Des vaccins, en provenance d’Afrique du Sud ont été commandés, et sont espérés dans la région sous des délais qui restent encore flous. En leur absence, l’enjeu est d’endiguer la propagation de la DNC pour éviter des pertes économiques importantes pour les filières à l’échelle du territoire. « Depuis l’apparition du premier foyer de dermatose nodulaire contagieuse en Savoie, des mesures strictes ont été prises pour lutter contre la propagation de la maladie. Elles ont permis jusqu’à présent de contenir l’épidémie dans un périmètre très restreint », poursuit la préfecture, dont l’objectif est d’éradiquer au plus vite la maladie, tout en reconnaissant que « l’euthanasie des troupeaux est une épreuve particulièrement difficile pour les éleveurs directement concernés ».
Il y a de gros enjeux humains derrière
Mais ce discours peine à être audible pour les éleveurs concernés. « Il y a de gros enjeux humains derrière », poursuit Christian Convers, alors que les questions d’indemnisation laissent les manifestants perplexes.
« Les animaux ont été expertisés par l’État. C’est correct », estime Christian. « Mais le problème, c’est pour la suite. On ne peut plus avoir le même raisonnement que pendant la vache folle, où c’était plus facile de trouver des têtes. Nous sommes en Savoie. Il y a de la Montbéliarde, de l’Abondance, de la Tarine… Des vaches qui correspondent au cahier des charges AOP et que l’on ne trouve pas si facilement que ça. Indemniser la perte d’exploitation ne suffira pas ».
740 000 € d’encours bancaires
Avec pas moins de 740 000 € d’encours bancaires, la dermatose place l’exploitation dans une situation plus que compliquée. « Ce qu’il faudrait, c’est que les encours soient pris en compte dans l’indemnisation pour permettre aux éleveurs de redémarrer de manière progressive avec les animaux disponibles ».

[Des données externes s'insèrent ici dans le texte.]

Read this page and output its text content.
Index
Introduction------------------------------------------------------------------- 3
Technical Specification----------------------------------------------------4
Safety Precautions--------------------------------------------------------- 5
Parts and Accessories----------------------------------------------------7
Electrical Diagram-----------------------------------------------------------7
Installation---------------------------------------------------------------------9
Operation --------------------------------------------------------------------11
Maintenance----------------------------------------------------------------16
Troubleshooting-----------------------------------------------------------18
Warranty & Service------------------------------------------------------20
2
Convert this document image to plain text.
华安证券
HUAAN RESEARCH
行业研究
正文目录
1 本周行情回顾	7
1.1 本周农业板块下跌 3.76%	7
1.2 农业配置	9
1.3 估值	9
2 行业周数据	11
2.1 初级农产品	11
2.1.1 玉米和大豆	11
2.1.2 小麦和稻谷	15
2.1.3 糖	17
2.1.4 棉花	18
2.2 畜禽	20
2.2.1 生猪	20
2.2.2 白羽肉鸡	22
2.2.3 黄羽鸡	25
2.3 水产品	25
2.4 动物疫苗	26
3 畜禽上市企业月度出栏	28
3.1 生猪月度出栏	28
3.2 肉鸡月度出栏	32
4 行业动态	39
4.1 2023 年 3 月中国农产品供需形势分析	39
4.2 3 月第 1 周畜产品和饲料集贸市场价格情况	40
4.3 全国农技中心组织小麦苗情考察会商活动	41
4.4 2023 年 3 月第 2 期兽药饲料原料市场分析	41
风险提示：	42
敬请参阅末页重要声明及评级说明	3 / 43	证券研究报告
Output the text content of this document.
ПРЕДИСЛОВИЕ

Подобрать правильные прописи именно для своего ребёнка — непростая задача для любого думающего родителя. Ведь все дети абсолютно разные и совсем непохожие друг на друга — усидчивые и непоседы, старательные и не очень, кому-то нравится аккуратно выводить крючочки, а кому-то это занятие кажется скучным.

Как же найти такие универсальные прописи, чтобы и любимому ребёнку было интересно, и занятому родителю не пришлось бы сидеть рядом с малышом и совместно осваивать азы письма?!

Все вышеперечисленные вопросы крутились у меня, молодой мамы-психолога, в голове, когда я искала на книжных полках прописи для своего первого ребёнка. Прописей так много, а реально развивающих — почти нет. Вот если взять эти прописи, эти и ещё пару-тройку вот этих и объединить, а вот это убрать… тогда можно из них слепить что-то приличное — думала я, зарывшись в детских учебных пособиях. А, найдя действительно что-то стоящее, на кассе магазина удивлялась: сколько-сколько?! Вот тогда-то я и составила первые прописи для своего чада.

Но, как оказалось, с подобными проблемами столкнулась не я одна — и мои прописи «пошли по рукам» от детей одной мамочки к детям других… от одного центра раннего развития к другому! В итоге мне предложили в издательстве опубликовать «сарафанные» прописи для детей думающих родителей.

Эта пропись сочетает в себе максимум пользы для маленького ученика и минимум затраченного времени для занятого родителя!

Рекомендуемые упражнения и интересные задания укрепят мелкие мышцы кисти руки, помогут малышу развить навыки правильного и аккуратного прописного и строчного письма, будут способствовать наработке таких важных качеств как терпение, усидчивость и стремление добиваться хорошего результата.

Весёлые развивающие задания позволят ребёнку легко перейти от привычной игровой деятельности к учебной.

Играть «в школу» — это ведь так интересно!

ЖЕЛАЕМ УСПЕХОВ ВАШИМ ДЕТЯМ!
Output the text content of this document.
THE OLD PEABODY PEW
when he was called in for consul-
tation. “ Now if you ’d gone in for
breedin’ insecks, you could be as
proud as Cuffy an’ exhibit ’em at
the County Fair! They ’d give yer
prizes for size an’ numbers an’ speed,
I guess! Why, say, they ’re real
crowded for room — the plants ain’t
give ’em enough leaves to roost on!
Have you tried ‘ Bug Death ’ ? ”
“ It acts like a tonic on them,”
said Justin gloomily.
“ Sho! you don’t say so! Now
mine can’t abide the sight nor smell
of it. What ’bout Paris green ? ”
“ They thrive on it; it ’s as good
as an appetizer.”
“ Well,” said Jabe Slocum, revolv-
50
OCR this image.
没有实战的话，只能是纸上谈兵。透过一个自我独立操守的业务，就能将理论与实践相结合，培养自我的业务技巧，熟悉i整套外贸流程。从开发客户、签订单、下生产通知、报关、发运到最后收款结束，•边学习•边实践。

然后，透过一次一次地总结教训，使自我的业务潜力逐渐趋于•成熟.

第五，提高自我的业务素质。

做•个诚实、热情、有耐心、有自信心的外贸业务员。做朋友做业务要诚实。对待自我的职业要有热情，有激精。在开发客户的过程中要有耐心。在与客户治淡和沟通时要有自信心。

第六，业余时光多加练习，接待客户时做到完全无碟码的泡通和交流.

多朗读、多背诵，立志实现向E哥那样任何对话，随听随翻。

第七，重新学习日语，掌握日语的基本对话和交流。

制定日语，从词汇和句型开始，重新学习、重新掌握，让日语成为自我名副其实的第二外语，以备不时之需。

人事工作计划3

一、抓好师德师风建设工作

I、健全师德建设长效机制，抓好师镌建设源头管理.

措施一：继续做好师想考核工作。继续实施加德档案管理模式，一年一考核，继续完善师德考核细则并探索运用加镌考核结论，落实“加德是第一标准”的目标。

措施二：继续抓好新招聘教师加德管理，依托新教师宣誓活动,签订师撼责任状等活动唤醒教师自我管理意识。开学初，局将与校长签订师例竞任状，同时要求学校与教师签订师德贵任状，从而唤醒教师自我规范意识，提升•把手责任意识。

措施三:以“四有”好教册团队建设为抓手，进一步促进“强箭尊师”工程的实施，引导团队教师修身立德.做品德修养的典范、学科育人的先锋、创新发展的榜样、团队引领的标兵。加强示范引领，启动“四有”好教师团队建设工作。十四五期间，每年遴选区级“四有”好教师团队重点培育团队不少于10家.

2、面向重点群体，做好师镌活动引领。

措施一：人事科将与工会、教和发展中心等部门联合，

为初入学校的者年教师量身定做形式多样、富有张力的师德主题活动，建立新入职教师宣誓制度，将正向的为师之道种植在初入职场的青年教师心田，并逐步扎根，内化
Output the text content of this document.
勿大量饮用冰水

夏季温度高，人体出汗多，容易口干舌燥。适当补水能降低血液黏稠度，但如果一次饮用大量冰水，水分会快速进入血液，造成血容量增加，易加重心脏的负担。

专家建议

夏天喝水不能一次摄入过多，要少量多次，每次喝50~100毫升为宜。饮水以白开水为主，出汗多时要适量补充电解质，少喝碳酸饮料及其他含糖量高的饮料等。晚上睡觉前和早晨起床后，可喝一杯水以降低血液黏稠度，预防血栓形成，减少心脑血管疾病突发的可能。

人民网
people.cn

Mais Christian Convers en convient : « il y a 10 fermes concernées. On ne pourra pas faire ça s’il y en a des centaines… C’est pour cela qu’on demande un meilleur encadrement des abattages ».
Les manifestants restent déterminés à empêcher l’euthanasie complète du troupeau, et attendent dans la journée la venue d’un représentant du ministère de l’agriculture.